On TILE-Gx, I'm observing a degradation in inlined memcpy/memset in
gcc 4.6 and later versus gcc 4.4. Though I find the problem on
TILE-Gx, I think this is a problem for any architectures with
SLOW_UNALIGNED_ACCESS set to 1.
Consider the following program:
struct foo {
int x;
};
void copy(struct foo* f0, struct foo* f1)
{
memcpy (f0, f1, sizeof(struct foo));
}
In gcc 4.4, I get the desired inline memcpy:
copy:
ld4s r1, r1
st4 r0, r1
jrp lr
In gcc 4.7, however, I get inlined byte-by-byte copies:
copy:
ld1u_add r10, r1, 1
st1_add r0, r10, 1
ld1u_add r10, r1, 1
st1_add r0, r10, 1
ld1u_add r10, r1, 1
st1_add r0, r10, 1
ld1u r10, r1
st1 r0, r10
jrp lr
The inlining of memcpy is done in expand_builtin_memcpy in builtins.c.
Tracing through that, I see that the alignment of src_align and
dest_align, which is computed by get_pointer_alignment, has degraded:
in gcc 4.4 they are 32 bits, but in gcc 4.7 they are 8 bits. This
causes the loads generated by the inlined memcopy to be per-byte
instead of per-4-byte.
Looking further, gcc 4.7 uses the "align" field in "struct
ptr_info_def" to compute the alignment.

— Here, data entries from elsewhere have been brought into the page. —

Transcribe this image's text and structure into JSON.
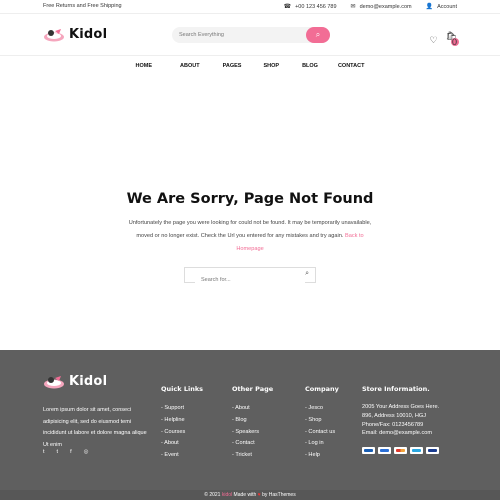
{
  "topbar": {
    "promo": "Free Returns and Free Shipping",
    "phone": "+00 123 456 789",
    "email": "demo@example.com",
    "account": "Account"
  },
  "header": {
    "logo_text": "Kidol",
    "search_placeholder": "Search Everything",
    "cart_count": "0"
  },
  "nav": {
    "items": [
      "HOME",
      "ABOUT",
      "PAGES",
      "SHOP",
      "BLOG",
      "CONTACT"
    ]
  },
  "not_found": {
    "title": "We Are Sorry, Page Not Found",
    "text": "Unfortunately the page you were looking for could not be found. It may be temporarily unavailable, moved or no longer exist. Check the Url you entered for any mistakes and try again.",
    "link_label": "Back to Homepage",
    "search_placeholder": "Search for..."
  },
  "footer": {
    "logo_text": "Kidol",
    "about": "Lorem ipsum dolor sit amet, conseci adipisicing elit, sed do eiusmod temi incididunt ut labore et dolore magna alique Ut enim",
    "social": [
      "t",
      "t",
      "f",
      "◎"
    ],
    "columns": [
      {
        "title": "Quick Links",
        "items": [
          "- Support",
          "- Helpline",
          "- Courses",
          "- About",
          "- Event"
        ]
      },
      {
        "title": "Other Page",
        "items": [
          "- About",
          "- Blog",
          "- Speakers",
          "- Contact",
          "- Tricket"
        ]
      },
      {
        "title": "Company",
        "items": [
          "- Jesco",
          "- Shop",
          "- Contact us",
          "- Log in",
          "- Help"
        ]
      }
    ],
    "store": {
      "title": "Store Information.",
      "lines": [
        "2005 Your Address Goes Here.",
        "896, Address 10010, HGJ",
        "Phone/Fax: 0123456789",
        "Email: demo@example.com"
      ]
    }
  },
  "bottom": {
    "copyright": "© 2021",
    "brand": "kidol",
    "made_with": "Made with",
    "heart": "♥",
    "by": "by HasThemes"
  },
  "colors": {
    "accent": "#f26d95",
    "footer_bg": "#5f5f5f"
  }
}
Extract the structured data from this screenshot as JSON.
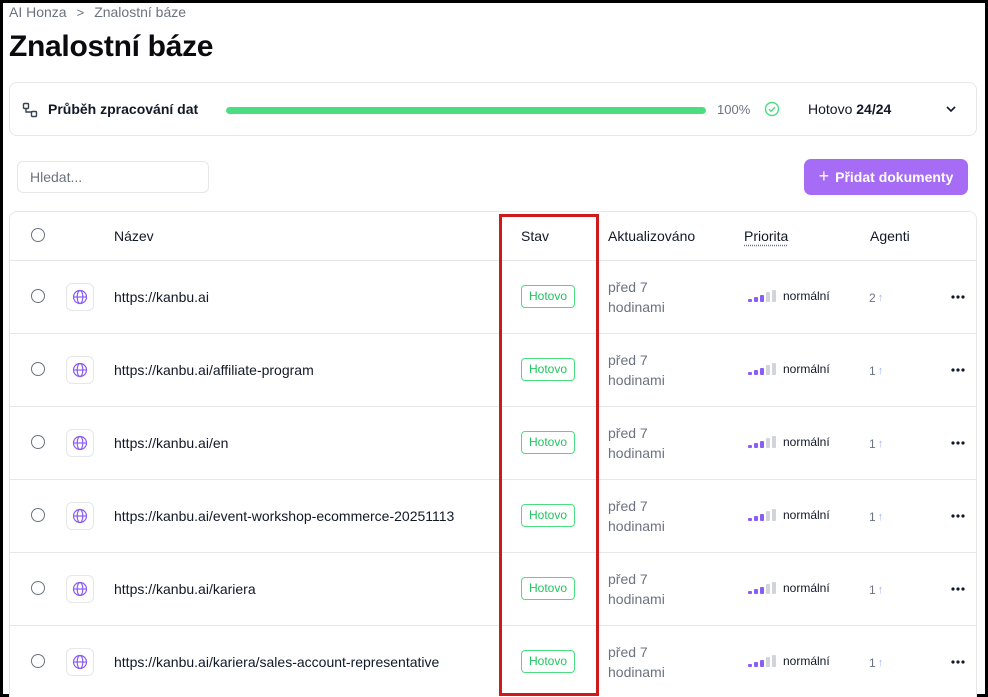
{
  "breadcrumb": {
    "items": [
      "AI Honza",
      "Znalostní báze"
    ],
    "separator": ">"
  },
  "page": {
    "title": "Znalostní báze"
  },
  "progress": {
    "label": "Průběh zpracování dat",
    "percent": 100,
    "percent_label": "100%",
    "status_prefix": "Hotovo",
    "status_count": "24/24",
    "bar_color": "#4ade80"
  },
  "search": {
    "placeholder": "Hledat...",
    "value": ""
  },
  "actions": {
    "add_documents": "Přidat dokumenty",
    "accent_color": "#a66cf6"
  },
  "table": {
    "columns": {
      "name": "Název",
      "status": "Stav",
      "updated": "Aktualizováno",
      "priority": "Priorita",
      "agents": "Agenti"
    },
    "rows": [
      {
        "name": "https://kanbu.ai",
        "status": "Hotovo",
        "updated_line1": "před 7",
        "updated_line2": "hodinami",
        "priority": "normální",
        "agents": "2"
      },
      {
        "name": "https://kanbu.ai/affiliate-program",
        "status": "Hotovo",
        "updated_line1": "před 7",
        "updated_line2": "hodinami",
        "priority": "normální",
        "agents": "1"
      },
      {
        "name": "https://kanbu.ai/en",
        "status": "Hotovo",
        "updated_line1": "před 7",
        "updated_line2": "hodinami",
        "priority": "normální",
        "agents": "1"
      },
      {
        "name": "https://kanbu.ai/event-workshop-ecommerce-20251113",
        "status": "Hotovo",
        "updated_line1": "před 7",
        "updated_line2": "hodinami",
        "priority": "normální",
        "agents": "1"
      },
      {
        "name": "https://kanbu.ai/kariera",
        "status": "Hotovo",
        "updated_line1": "před 7",
        "updated_line2": "hodinami",
        "priority": "normální",
        "agents": "1"
      },
      {
        "name": "https://kanbu.ai/kariera/sales-account-representative",
        "status": "Hotovo",
        "updated_line1": "před 7",
        "updated_line2": "hodinami",
        "priority": "normální",
        "agents": "1"
      }
    ]
  },
  "colors": {
    "status_green": "#22c55e",
    "highlight_red": "#d0191b",
    "priority_purple": "#8b5cf6"
  },
  "icons": {
    "progress": "nodes-icon",
    "check": "check-circle-icon",
    "chevron": "chevron-down-icon",
    "row": "globe-icon",
    "more": "more-horizontal-icon",
    "agents_arrow": "arrow-up-icon"
  }
}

This field appears to be
initialized in get_ptr_info in tree-ssanames.c but it is always
initialized to 1 byte and does not appear to change. gcc 4.4 computes
its alignment information differently.
I get the same byte-copies with gcc 4.8 and gcc 4.6.
I see a couple related open PRs: 50417, 53535, but no suggested fixes
for them yet. Can anyone advise on how this can be fixed? Should I
file a new bug, or add this info to one of the existing PRs?
Thanks,
Walter